‘No text, no test’ — Experiencing Oyo’s COVID-19 drive-through testing centre

‘No text, no test’ — Experiencing Oyo’s COVID-19 drive-through testing centre
April 20
06:06 2020

It was 1:30 pm on Tuesday and the entrance to the Adamasingba Stadium looked normal and abnormal. After driving past gates six to two — which were all locked — TheCable arrived at gate 1. It was normal because, from the facade of the structure, nothing appeared to be happening. The aura was however abnormal for a facility that was supposed to be acting as a COVID-19 testing centre for 2,000 people daily.

On Tuesday, Seyi Makinde, the Oyo state governor, announced that the stadium would serve as a drive-through/walk-through center for mass testing of 2,000 people daily for the novel coronavirus.

According to him, the aim is to flatten the COVID-19 curve by testing 10,000 people in the state within two weeks.

“In the next few days after we increase testing, we will see for ourselves whether a complete lockdown is necessary. We plan to test 10,000 people in the shortest possible time. We are starting with the first 2,000 from today. I have been told we can complete this round in two weeks,” Makinde had said.


After a while, the gatekeeper with the white cap refused to talk to the reporter

But when TheCable arrived at the gate, the situation was far from a drive or walk-through. The gate was closed and when the reporter approached the gate on feet, an elderly man at the gate asked to know if the reporter got a text message.

Unaware of the requirement to tender a text message before getting tested, the reporter answered in the negative. The man, who appeared to be the security guard, dismissed him immediately.

“You need to have gotten a text message inviting you to get tested,” he said.

TheCable observed health workers clad in protective equipment seated just inside the gate. Canopies were set further inside the stadium. However, no activity in the form of COVID-19 testing was observed.

Two reporters attempted again to gain entrance into the facility, this time introducing themselves as journalists who wanted to experience and report the process. But the elderly man, who had a mask on, and clad in Ankara, again dismissed them.

“No, no, no,” he said, getting angry.

The reporters hung around for over an hour before they were asked to come back the following day by 12 noon. The gatekeeper refused to divulge any information on what exactly was going on inside the stadium.

Asked what it took to get the text message, he said he was unaware.


Picture taken from gate 5 — it shows where 2,000 people are expected to take the tests daily.

Seated outside the gate were five men who appeared to be shop owners in the complex. TheCable overhead one of the men telling the others that the testing process is not genuine.

“This thing is a scam,” he said.

Another man who spoke to TheCable claimed that anyone who wanted to get tested without the text message would have to pay a sum of N5,000.

“Do you have the text message? If you do, it’s free.
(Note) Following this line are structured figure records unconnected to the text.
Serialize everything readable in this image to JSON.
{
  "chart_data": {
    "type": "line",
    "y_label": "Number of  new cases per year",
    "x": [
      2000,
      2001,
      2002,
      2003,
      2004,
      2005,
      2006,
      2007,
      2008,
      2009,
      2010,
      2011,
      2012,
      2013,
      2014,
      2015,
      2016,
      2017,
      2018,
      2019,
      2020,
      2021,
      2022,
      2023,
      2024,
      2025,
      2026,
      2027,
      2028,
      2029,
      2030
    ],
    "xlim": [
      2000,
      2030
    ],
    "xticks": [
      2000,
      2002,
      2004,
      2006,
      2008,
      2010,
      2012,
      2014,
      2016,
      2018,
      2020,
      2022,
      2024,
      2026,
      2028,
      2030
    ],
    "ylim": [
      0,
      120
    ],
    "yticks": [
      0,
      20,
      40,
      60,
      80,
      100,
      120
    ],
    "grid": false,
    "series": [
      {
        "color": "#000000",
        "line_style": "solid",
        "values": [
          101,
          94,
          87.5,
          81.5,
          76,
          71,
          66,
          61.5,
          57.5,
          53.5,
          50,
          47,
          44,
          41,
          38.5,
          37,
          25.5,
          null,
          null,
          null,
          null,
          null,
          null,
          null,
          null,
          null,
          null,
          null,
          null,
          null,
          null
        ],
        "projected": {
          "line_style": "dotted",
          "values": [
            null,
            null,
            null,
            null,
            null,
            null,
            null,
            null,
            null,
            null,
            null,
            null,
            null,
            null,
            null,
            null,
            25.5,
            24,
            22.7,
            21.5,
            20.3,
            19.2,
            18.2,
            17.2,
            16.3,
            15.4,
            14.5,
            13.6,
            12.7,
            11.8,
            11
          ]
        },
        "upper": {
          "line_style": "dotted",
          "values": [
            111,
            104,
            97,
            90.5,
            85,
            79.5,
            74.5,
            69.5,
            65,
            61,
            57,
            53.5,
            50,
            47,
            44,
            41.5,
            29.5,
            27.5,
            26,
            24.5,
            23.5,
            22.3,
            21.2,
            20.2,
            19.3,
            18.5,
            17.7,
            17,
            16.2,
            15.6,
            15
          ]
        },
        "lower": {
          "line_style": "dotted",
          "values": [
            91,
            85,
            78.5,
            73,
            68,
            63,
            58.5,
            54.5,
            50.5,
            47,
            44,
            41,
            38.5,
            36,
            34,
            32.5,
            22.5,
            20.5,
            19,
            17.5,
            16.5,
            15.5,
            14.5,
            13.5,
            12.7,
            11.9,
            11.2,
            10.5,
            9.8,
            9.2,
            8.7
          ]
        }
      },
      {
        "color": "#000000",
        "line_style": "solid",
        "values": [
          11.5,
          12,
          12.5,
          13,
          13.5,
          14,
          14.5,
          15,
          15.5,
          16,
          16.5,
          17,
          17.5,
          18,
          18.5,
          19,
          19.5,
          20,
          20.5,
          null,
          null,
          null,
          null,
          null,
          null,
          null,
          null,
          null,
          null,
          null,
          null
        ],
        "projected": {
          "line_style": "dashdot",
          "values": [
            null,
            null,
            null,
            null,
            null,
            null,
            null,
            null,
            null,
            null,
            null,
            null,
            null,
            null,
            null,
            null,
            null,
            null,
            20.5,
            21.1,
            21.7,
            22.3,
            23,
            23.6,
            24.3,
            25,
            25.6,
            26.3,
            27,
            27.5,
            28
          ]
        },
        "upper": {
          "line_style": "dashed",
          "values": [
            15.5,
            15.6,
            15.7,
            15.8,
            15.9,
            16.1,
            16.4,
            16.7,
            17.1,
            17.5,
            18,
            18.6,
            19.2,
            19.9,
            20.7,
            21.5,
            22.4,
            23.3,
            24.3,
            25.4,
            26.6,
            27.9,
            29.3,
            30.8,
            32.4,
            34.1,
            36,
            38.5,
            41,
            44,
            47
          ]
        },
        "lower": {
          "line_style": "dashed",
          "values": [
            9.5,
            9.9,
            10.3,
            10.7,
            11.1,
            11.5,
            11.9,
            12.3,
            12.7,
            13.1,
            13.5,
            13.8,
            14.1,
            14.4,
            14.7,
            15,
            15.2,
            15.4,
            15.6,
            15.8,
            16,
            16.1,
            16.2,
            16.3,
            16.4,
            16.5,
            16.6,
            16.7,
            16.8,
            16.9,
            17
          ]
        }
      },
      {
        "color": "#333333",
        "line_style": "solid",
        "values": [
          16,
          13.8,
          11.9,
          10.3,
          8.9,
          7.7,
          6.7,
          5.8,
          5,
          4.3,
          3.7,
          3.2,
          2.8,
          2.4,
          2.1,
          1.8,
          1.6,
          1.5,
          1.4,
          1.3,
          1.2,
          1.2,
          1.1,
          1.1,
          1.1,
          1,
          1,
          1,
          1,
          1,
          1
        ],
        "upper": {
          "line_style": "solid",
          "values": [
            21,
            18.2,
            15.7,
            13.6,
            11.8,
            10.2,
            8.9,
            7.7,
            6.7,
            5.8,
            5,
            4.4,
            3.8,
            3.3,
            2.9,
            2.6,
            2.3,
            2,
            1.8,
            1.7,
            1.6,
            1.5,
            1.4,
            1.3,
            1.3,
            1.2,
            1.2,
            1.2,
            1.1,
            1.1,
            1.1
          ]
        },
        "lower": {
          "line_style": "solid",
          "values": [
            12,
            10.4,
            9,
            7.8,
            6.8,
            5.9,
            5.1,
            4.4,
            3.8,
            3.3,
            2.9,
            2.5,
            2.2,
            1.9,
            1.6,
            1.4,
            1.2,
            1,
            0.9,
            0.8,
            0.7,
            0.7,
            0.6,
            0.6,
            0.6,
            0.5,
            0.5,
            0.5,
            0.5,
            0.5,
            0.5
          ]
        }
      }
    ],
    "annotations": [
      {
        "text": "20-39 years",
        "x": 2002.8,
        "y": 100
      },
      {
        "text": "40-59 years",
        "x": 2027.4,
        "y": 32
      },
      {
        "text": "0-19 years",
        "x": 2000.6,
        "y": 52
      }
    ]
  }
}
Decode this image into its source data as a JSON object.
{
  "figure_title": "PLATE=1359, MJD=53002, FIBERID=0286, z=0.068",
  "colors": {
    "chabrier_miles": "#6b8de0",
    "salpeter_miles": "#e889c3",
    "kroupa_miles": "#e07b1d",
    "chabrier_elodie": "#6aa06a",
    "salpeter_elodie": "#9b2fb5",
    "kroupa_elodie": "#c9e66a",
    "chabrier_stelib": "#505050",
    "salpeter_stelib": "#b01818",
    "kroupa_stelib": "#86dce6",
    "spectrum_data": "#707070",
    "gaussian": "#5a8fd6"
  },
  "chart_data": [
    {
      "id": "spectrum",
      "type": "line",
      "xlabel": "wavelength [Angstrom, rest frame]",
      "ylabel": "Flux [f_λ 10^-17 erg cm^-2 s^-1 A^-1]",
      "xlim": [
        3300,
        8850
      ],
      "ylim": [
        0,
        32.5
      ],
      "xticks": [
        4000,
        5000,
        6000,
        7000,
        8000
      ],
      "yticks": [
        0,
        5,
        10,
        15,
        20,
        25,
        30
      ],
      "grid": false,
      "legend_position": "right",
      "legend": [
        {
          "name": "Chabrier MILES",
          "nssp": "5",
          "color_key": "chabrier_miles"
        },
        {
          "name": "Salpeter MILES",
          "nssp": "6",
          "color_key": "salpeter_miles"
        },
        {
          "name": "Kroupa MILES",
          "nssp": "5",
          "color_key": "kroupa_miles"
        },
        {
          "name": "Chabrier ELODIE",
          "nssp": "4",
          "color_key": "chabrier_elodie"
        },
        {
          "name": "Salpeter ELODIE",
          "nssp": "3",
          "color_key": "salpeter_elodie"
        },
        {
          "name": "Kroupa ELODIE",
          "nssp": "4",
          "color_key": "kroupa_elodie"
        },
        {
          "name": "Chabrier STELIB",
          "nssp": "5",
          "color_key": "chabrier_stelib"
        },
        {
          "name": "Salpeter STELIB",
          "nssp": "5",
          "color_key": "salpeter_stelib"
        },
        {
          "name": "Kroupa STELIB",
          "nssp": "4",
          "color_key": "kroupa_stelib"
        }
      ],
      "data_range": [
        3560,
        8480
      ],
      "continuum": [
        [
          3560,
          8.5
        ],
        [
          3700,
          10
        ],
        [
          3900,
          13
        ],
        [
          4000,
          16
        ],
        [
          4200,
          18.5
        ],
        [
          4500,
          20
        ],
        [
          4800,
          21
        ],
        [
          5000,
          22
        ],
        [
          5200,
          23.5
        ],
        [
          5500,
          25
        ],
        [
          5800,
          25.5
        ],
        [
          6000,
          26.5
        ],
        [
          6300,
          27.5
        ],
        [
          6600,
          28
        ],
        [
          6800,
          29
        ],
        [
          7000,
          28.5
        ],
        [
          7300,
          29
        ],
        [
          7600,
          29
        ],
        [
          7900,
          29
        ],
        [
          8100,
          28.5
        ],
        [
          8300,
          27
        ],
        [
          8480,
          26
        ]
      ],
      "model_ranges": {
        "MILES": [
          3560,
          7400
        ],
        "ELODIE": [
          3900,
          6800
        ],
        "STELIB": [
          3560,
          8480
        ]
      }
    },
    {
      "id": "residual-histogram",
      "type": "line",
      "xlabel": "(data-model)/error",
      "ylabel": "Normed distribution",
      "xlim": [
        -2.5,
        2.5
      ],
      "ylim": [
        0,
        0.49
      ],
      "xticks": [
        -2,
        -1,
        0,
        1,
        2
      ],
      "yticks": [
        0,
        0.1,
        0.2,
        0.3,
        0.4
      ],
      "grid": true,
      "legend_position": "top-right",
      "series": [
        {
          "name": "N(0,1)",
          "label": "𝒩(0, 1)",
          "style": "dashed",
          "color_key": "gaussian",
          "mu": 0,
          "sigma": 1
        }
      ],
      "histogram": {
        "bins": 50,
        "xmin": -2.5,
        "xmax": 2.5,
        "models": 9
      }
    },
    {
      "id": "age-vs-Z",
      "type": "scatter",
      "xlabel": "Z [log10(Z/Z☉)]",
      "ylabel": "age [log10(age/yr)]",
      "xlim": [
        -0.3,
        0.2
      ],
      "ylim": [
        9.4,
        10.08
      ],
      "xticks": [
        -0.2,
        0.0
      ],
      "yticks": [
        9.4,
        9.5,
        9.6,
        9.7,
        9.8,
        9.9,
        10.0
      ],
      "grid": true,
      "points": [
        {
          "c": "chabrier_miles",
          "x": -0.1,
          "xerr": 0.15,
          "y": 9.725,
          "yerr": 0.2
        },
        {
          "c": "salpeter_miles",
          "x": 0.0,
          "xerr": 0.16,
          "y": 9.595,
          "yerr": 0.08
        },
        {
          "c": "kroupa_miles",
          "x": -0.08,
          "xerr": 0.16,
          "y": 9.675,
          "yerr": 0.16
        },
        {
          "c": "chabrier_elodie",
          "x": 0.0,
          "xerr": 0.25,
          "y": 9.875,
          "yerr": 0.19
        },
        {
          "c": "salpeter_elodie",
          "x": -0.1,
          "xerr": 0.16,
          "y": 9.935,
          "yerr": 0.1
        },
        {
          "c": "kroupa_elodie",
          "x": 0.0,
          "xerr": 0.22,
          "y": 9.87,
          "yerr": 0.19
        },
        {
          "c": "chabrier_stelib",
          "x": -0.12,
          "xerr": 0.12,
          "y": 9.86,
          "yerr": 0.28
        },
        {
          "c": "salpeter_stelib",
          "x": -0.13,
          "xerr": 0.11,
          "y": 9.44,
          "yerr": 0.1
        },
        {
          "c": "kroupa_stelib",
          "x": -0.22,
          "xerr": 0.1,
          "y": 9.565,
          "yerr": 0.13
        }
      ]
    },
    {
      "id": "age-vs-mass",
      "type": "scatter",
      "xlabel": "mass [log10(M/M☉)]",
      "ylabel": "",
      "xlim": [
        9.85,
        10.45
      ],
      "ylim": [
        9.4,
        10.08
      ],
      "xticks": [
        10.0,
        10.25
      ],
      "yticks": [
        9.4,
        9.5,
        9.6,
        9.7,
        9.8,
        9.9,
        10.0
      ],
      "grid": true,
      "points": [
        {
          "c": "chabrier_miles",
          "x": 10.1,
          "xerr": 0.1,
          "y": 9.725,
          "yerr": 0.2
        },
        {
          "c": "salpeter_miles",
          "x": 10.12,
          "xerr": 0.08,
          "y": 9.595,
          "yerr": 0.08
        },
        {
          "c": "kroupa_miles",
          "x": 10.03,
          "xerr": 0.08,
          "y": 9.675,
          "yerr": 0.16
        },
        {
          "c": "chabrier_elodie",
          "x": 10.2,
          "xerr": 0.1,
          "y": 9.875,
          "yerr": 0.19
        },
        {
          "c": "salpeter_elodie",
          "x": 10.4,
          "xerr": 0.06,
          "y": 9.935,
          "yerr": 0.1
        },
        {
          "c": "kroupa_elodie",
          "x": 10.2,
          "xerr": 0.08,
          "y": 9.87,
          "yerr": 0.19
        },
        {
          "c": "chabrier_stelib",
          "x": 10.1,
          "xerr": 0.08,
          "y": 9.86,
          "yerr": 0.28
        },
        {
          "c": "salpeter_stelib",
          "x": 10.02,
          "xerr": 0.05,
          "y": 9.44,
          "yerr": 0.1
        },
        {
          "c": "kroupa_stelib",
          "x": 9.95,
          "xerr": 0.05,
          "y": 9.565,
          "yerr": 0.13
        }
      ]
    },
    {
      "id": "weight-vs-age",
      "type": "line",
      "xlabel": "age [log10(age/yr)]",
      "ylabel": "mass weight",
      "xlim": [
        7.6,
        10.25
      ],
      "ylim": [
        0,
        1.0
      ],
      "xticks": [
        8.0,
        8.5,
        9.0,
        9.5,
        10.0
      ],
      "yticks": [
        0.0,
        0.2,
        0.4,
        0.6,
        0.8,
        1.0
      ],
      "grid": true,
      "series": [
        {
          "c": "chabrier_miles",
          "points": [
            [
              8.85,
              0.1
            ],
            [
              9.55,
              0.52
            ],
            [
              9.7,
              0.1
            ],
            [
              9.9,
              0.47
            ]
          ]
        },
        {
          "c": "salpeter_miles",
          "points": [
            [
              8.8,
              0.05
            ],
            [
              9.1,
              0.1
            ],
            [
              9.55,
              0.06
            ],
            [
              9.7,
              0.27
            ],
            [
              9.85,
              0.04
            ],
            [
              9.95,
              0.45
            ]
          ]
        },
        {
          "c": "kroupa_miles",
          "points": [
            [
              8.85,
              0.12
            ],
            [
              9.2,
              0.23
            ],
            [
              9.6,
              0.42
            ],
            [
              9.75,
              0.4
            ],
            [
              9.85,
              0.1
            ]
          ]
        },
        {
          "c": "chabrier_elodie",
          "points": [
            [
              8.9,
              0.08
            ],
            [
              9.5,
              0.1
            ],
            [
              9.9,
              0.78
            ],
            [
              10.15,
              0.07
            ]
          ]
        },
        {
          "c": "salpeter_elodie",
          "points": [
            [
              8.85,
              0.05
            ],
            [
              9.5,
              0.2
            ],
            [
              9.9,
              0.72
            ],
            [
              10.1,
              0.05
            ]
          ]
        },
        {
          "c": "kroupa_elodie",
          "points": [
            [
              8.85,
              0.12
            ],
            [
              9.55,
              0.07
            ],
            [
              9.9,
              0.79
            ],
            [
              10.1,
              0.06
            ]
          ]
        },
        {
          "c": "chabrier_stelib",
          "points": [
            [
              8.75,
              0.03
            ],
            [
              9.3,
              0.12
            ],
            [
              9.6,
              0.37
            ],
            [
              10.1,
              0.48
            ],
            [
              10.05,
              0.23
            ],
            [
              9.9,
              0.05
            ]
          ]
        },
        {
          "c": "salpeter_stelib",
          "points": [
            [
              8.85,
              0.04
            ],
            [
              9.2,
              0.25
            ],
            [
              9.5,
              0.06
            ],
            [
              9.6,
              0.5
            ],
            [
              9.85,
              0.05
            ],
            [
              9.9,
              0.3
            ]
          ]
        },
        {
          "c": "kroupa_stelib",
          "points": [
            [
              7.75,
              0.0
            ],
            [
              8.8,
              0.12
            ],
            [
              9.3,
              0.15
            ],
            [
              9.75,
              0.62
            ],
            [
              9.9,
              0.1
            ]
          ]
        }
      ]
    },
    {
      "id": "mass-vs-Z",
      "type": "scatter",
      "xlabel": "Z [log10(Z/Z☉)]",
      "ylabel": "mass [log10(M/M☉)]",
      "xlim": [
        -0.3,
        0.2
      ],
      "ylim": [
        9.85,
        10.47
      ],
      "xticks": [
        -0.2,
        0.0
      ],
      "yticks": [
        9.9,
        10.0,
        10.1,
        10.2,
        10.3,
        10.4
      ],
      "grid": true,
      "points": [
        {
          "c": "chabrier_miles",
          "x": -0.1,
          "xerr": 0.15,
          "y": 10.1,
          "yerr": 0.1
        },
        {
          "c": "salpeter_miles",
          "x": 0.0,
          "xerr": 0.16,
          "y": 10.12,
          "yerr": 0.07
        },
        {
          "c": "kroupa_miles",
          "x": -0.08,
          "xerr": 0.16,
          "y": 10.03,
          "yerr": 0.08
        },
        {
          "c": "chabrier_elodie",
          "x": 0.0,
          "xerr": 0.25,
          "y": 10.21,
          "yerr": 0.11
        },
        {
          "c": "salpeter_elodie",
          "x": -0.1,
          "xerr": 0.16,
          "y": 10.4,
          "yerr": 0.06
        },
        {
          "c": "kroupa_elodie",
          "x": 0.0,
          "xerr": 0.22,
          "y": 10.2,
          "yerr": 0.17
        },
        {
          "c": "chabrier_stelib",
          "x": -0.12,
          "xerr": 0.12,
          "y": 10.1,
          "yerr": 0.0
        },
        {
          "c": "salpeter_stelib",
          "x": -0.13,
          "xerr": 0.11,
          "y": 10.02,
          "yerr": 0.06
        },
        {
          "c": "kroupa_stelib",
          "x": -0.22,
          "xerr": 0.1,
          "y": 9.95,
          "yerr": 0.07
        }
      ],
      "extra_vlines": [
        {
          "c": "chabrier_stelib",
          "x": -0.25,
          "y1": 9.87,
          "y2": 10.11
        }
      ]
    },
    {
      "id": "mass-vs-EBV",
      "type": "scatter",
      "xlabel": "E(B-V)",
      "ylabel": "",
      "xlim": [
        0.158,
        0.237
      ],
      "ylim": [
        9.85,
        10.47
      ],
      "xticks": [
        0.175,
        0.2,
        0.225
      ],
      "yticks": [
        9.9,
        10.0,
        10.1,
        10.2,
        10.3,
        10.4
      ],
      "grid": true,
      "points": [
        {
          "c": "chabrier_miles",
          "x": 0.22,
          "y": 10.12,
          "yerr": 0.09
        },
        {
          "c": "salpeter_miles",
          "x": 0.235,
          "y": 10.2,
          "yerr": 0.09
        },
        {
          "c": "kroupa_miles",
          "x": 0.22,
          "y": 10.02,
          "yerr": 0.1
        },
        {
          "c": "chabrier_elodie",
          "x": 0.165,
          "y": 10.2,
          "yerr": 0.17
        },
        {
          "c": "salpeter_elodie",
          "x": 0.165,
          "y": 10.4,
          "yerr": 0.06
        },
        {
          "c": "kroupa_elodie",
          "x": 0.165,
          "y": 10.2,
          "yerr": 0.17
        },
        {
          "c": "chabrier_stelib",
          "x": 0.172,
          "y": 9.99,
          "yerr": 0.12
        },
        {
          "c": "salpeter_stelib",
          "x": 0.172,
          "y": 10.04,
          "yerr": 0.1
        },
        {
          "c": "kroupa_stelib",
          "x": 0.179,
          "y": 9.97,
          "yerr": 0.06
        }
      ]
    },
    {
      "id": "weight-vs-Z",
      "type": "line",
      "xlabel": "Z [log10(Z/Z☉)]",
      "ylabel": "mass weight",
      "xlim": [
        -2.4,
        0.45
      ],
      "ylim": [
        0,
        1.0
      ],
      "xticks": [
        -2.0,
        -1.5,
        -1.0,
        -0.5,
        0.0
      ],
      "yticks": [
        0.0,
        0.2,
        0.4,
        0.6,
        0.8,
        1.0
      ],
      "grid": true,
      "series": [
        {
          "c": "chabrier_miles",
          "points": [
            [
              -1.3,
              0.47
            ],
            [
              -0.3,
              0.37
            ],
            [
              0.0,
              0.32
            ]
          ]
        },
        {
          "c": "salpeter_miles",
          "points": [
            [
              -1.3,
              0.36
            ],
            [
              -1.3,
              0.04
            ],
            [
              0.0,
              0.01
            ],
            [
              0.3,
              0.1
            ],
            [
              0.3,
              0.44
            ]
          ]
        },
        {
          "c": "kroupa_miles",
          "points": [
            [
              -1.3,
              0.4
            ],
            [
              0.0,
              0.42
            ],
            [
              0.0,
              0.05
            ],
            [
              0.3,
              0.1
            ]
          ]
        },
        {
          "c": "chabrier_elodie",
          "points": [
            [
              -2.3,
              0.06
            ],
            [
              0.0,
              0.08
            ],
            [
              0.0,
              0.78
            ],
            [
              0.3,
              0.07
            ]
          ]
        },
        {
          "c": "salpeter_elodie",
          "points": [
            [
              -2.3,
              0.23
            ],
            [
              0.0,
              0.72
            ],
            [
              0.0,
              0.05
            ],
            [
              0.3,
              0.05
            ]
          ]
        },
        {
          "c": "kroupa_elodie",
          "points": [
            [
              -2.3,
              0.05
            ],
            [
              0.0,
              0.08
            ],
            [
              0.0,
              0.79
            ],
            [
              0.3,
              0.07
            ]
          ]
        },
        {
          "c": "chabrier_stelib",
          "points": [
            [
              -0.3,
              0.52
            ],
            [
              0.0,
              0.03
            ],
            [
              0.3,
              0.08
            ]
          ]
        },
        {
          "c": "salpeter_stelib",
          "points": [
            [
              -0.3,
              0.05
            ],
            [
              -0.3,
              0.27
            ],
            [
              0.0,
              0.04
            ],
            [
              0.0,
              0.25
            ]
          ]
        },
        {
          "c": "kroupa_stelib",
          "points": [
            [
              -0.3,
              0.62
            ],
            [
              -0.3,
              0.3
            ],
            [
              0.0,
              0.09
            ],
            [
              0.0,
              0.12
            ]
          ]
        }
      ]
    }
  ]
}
If you don’t, you have to pay N5,000,” the middle-aged man told TheCable.

The reporters attempted to speak to the team conducting the tests but were not granted an audience. We, therefore, cannot verify this claim.


When Molly Specialist Hospital arrived

TheCable spent over an hour monitoring the facility. During that time, no one visited the facility, either walking or driving through to get tested.

TheCable visited the stadium again on Friday and met the gate locked, this time with chain and padlock. The same security man denied the reporter access to the facility, saying they were on break.  He asked the reporter to come back in an hour.

An hour passed by and the man still refused to grant the reporter access to the facility. While waiting, a bus from Molly Specialist Hospital pulled up at the gate, with at least six persons on board. It was unclear why they were there but they were also not allowed to enter the stadium, up until the reporter left over an hour later.

At 1pm, when the break was supposed to be over, the reporter approached the gate again, and explained herself, but was denied entry again.


Makinde addressing journalists

Makinde explained via a tweet on Tuesday that four sets of people are advised to register with the state’s emergency operations centre so as to get tested.

“We invite the following categories of people who have not already done so, to register with the Emergency Operations Centre on 08095394000 / 08095863000 / 08078288999 / 08078288800, for the ongoing drive through/walk through testing at Adamasingba Stadium,” he wrote.

“People who believe they could have come into contact with a COVID-19 case in Oyo State; People who returned to Nigeria from abroad within the last one month and their contacts; People with respiratory symptoms and healthcare workers who have been in contact with the high-risk groups, above”.


If Makinde’s drive-through lived up to what the governor said during his initial address, announcing the testing centre, Nigeria should have recorded over 10,000 tests as of Friday, April 17, 2020.

But latest data from Worldometers shows that Nigeria has tested only 7,153 people since COVID-19 broke out in the country seven weeks ago.

Nigeria has continued to be one of the worst performers on the globe as far as COVID-19 testing is concerned, and Makinde’s drive-through is not about to drive those numbers up — except the state enforces radical changes.